Today I mailed my manuscript to a publisher that I believe to be the perfect fit for my book. I toiled over the cover letter, and then wrapped it – swaddled it really – in its packaging. I want it to be safe. Sending it is both a dive and a flight. Preparing it took months. It felt important to say exactly what I want to say; to read it and revise it until the simplicity and fullness of that shone through. I stopped writing anything that felt like selling and wrote only what felt authentic and embodied. Like these blog posts, where I write and then shake it out and see what remains, what is essential, necessary.

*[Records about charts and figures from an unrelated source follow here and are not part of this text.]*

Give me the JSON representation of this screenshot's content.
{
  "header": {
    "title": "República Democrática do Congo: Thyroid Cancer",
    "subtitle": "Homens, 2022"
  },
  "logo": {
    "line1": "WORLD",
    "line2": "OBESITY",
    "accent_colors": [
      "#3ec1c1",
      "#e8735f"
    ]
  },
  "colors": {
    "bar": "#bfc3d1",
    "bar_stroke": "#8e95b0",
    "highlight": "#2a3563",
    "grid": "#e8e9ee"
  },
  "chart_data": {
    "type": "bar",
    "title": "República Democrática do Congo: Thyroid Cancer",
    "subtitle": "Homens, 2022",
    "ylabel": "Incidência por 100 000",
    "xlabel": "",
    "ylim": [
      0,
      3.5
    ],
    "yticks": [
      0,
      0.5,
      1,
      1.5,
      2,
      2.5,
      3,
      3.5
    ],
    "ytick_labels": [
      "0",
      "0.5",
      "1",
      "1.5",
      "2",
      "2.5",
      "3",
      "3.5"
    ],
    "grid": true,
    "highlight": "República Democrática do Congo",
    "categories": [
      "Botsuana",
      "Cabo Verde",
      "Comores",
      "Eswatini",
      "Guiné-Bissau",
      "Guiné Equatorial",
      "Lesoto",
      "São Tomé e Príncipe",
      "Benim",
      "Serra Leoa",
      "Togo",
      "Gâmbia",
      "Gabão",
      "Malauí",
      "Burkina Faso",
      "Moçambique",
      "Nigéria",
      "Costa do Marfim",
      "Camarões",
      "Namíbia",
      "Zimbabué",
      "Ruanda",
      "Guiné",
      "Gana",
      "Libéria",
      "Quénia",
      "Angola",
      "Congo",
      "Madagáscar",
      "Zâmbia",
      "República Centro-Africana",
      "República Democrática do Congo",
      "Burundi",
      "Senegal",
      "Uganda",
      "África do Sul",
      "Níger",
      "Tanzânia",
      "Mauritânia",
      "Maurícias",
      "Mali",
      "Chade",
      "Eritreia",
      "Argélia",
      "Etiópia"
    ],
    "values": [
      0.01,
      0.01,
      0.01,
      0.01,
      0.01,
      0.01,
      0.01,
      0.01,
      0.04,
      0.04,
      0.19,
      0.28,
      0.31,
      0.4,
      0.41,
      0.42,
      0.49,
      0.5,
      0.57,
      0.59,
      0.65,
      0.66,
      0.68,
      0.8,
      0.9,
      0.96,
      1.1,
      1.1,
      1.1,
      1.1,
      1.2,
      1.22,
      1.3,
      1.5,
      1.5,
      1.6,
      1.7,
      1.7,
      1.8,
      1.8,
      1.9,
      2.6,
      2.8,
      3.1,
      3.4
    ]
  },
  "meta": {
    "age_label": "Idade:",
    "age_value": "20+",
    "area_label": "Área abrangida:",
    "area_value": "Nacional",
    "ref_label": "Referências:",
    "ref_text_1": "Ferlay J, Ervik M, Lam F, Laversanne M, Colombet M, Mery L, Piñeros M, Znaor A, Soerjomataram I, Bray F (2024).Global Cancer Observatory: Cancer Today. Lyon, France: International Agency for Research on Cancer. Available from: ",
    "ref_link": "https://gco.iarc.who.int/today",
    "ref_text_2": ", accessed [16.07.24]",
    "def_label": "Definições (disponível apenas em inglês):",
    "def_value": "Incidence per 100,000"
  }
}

So it’s off, flying to California, diving into the river of manuscripts, all leaving hopeful hands, sailing onto anonymous desks. Actually, I think that it is important to dive and fly in some way everyday. Today’s other dive is about love. Love of that work that I have been nurturing. Love of myself – or finding a way to feel that better and more reliably. Because I think that loving will open me to the places where love is harder, where betrayal and abandonment have dried me like a husk, where hopeful rains no longer fall. Am I being to abstruse? That’s ok. In Authentic Movement, the mover moves, and the witness, watching, takes their own journey of feeling and imagination. Their experiences may be utterly different – connected by the mover’s moving, but perhaps journeying to opposite poles.
So I wonder, when I speak of hard love, or harder loving, what comes to mind?